There’s a natural drive about people that seems to make them want to keep going even when they’re tired. Drowsy Driving Prevention Week, which is headed by the National Sleep Foundation, argues that shouldn’t be the case when people are driving.

But are accidents really a problem with tired drivers at the wheel? Recent studies show that in Kansas, more than 800 reported accidents were caused by drowsy driving in 2006, and more than 50 percent of those drivers were under the age of 25. Although people might think they can continue on the roads for extended periods of time, studies show that someone who stays awake longer than 18 hours has the impairment equal to a blood alcohol concentration of 0.05 percent, and this impairment only increases as someone stays awake.

“Many people have awareness about consumption of alcohol but few realize the effects of staying awake for long periods of time and what it does to you,” said Henry Johns, director of the Pulmonary and Sleep Associates Sleep Center.

The risks of falling asleep at the wheel can be fatal. An automobile traveling at 70 mph covers about 100 yards every three seconds. That’s the length of a football field. Imagine having no control during that time, dozing in and out of consciousness. Many health professionals advise pulling off the road and resting somewhere, even for just a few hours. Drivers need to remember it’s not worth risking their lives to get to their destinations.

What else can be done to ensure safety behind the wheel? Adequate rest is vital. The Pulmonary and Sleep Associates and National Sleep Foundation recommends seven to nine hours of sleep per night. Results show that six hours of sleep or less triples the risk of an accident, and the risk increases even more as hours spent sleeping decrease. Caffeine can come in handy, but it should not be used as a sole method of staying awake.

“Although caffeine has a short burst and effect, it will only really help for someone who isn’t a regular user of it, because the body becomes used to the caffeine and that hinders the effects,” said Johns.

The prevention week has only been going on for two years, including this one. This year, Nov. 10th – 16th are the designated days of awareness.
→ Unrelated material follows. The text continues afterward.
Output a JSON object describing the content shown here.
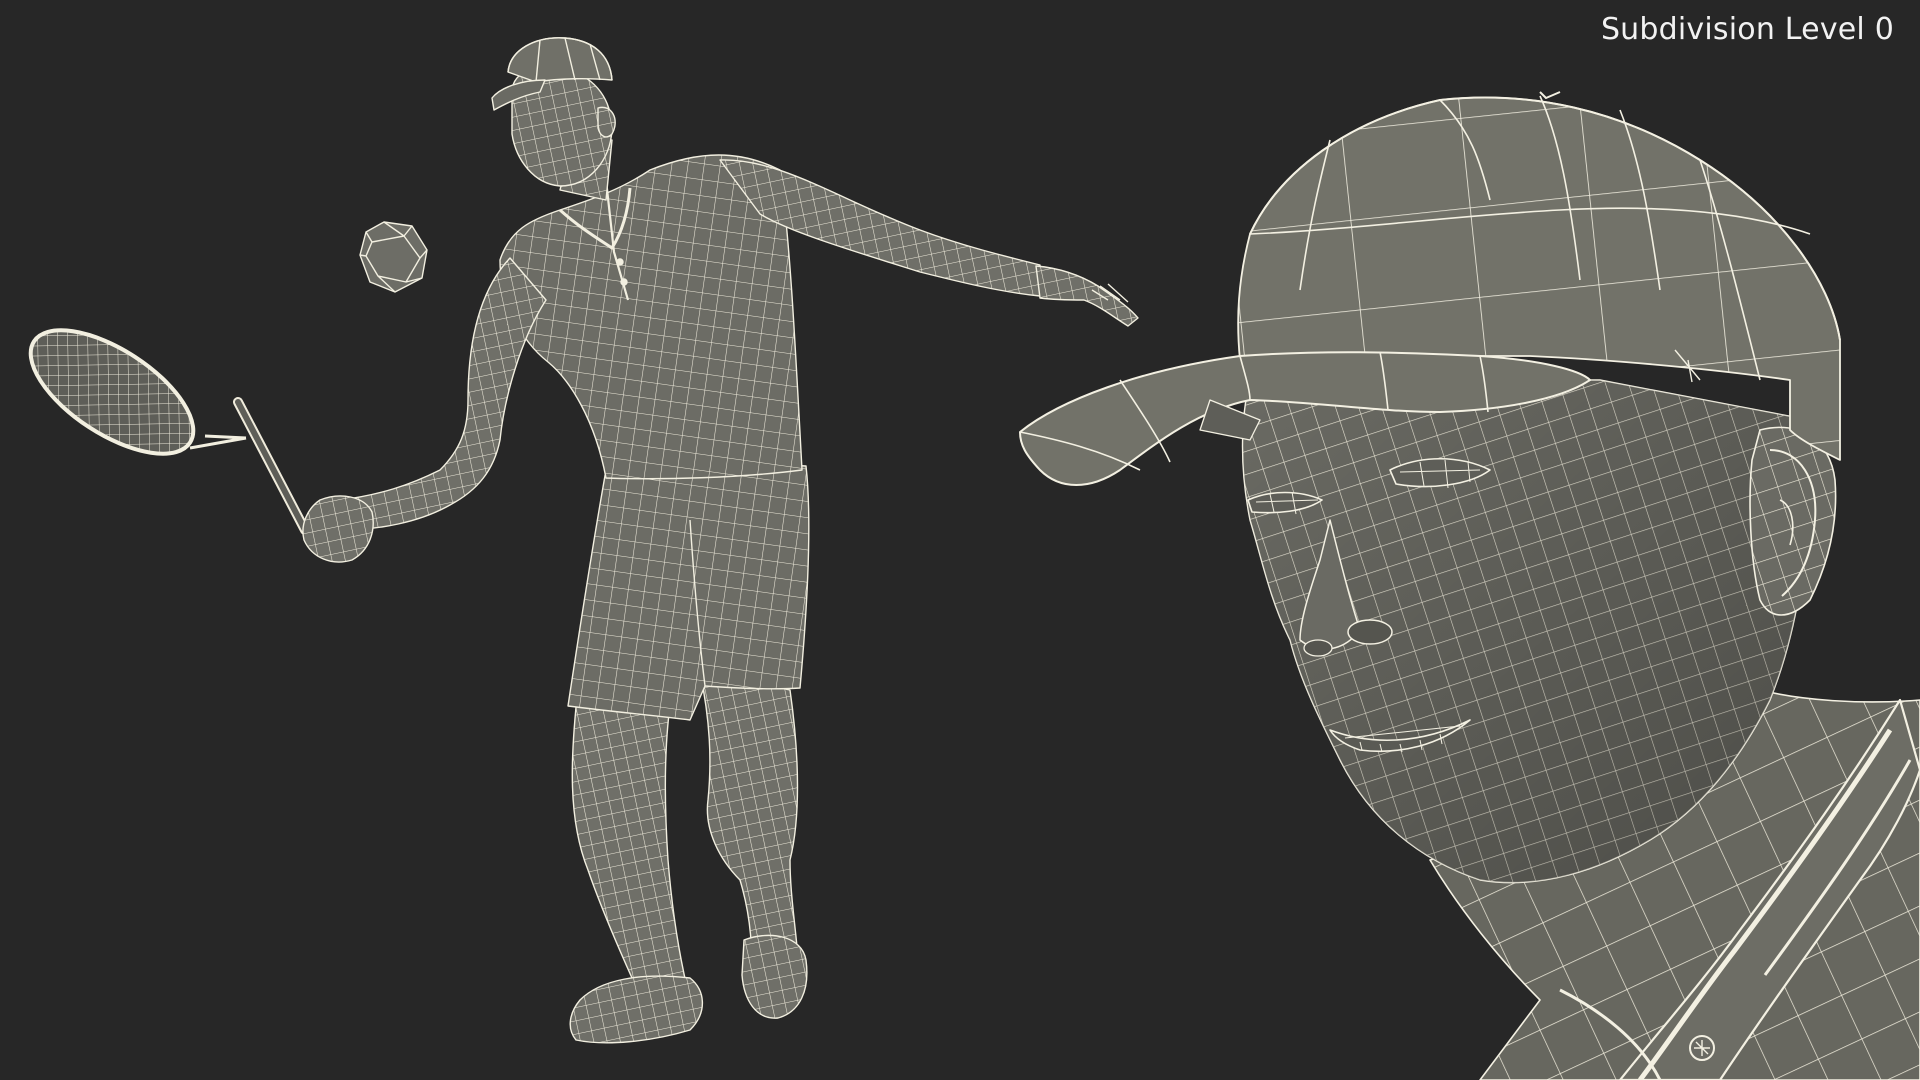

For the Pulmonary and Sleep Associates Sleep Center, it’s been difficult to get out awareness, but with an estimated 1,550 deaths a year from sleep-deprived driving, it emphasise that people should not drive when they are tired.

“People need to stop and say to themselves ‘is it really worth injury or death of me or someone else?’ when they continue driving when drowsy,” said Johns. “It’s putting an endangerment not only to the driver, but to anyone else on the road, and that can’t keep happening.”